The road dipped down into the shadow of a deep cut, where the moon’s dim rays but feebly penetrated, and where the flow of springs had softened the surface; but the pursuers were led on by the rumble of the wagon, which swung from side to side perilously, the boxes swinging about noisily and toppling threateningly at the apex. Down the sharp declivity the wagon plunged like a ship bound for the bottom of the sea.
The pursuers bent gamely to their task in the rough road, with Cooke slightly in the lead. Suddenly he shouted warningly to the others, as something rose darkly above them like a black cloud, and a trunk fell with a mighty crash only a few feet ahead of them. The top had been shaken off in the fall, and into it head first plunged Ardmore.
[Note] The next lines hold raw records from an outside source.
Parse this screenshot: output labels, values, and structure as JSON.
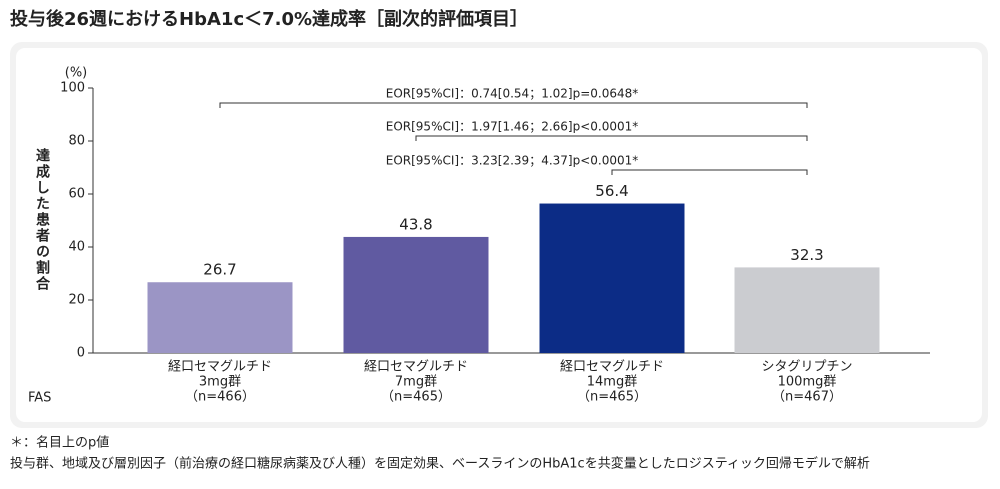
{
  "chart_data": {
    "type": "bar",
    "title": "投与後26週におけるHbA1c＜7.0%達成率［副次的評価項目］",
    "y_label": "達成した患者の割合",
    "y_unit": "(%)",
    "categories": [
      [
        "経口セマグルチド",
        "3mg群",
        "（n=466）"
      ],
      [
        "経口セマグルチド",
        "7mg群",
        "（n=465）"
      ],
      [
        "経口セマグルチド",
        "14mg群",
        "（n=465）"
      ],
      [
        "シタグリプチン",
        "100mg群",
        "（n=467）"
      ]
    ],
    "values": [
      26.7,
      43.8,
      56.4,
      32.3
    ],
    "colors": [
      "#9b95c5",
      "#605aa1",
      "#0c2c86",
      "#cbccd0"
    ],
    "ylim": [
      0,
      100
    ],
    "yticks": [
      0,
      20,
      40,
      60,
      80,
      100
    ],
    "grid": false,
    "annotations": [
      "EOR[95%CI]：0.74[0.54；1.02]p=0.0648*",
      "EOR[95%CI]：1.97[1.46；2.66]p<0.0001*",
      "EOR[95%CI]：3.23[2.39；4.37]p<0.0001*"
    ],
    "population_label": "FAS",
    "footnotes": [
      "＊：名目上のp値",
      "投与群、地域及び層別因子（前治療の経口糖尿病薬及び人種）を固定効果、ベースラインのHbA1cを共変量としたロジスティック回帰モデルで解析"
    ]
  }
}
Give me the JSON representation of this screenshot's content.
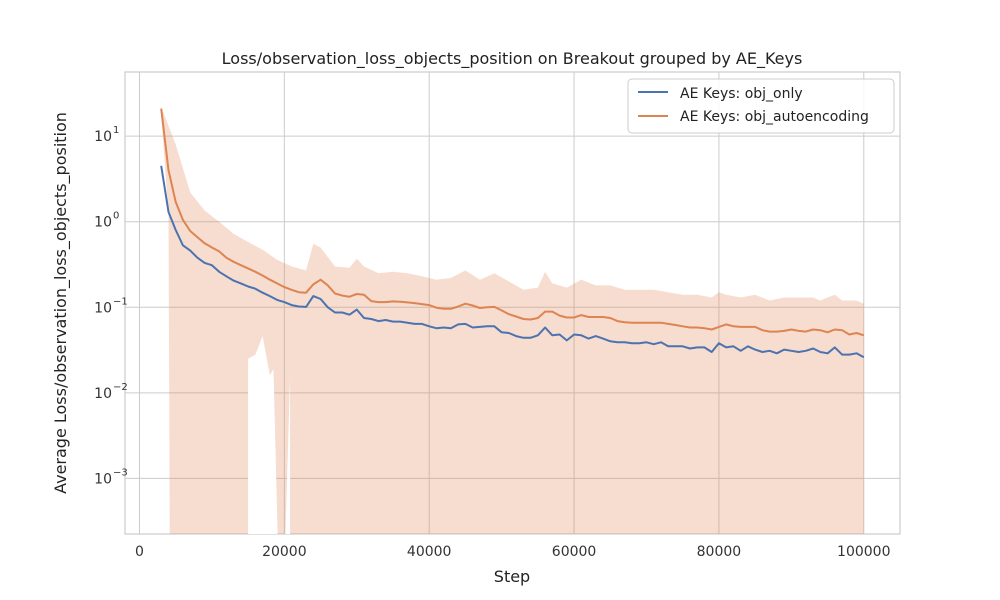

“There’s another coming!” yelled Collins, and a much larger trunk struck and split upon a rock at the roadside. Clothing of many kinds strewed the highway. A pair of trousers, flung fiercely into the air, caught on the limb of a tree, shook free like a banner, and hung there sombrely etched against the stars.
Ardmore crawled out of the trunk, screaming with delight. The fragrance of toilet water broke freshly upon the air.
“It’s his ammunition!” bawled Ardmore, rubbing his head where he had struck the edge of a tray. “His scent-bottles are smashed, and it’s only by the grace of Providence that I haven’t cut myself on broken glass.”
“Thump! bump!” sounded down the road.
“Are those pants up there?” asked Cooke, pointing, “or is it a hole in the sky?”
“This,” said Collins, picking up a garment from the bush over which it had spread itself, “has every appearance of being his little nightie. How indelicate!”
“No,” said Ardmore, taking it from him, “it’s a kimona of the most expensive silk, which the colonel undoubtedly wears when they get him up at midnight to hear the reports of his scouts.”
They went down the road, stumbling now and then over a bit of debris from the vanished wagon.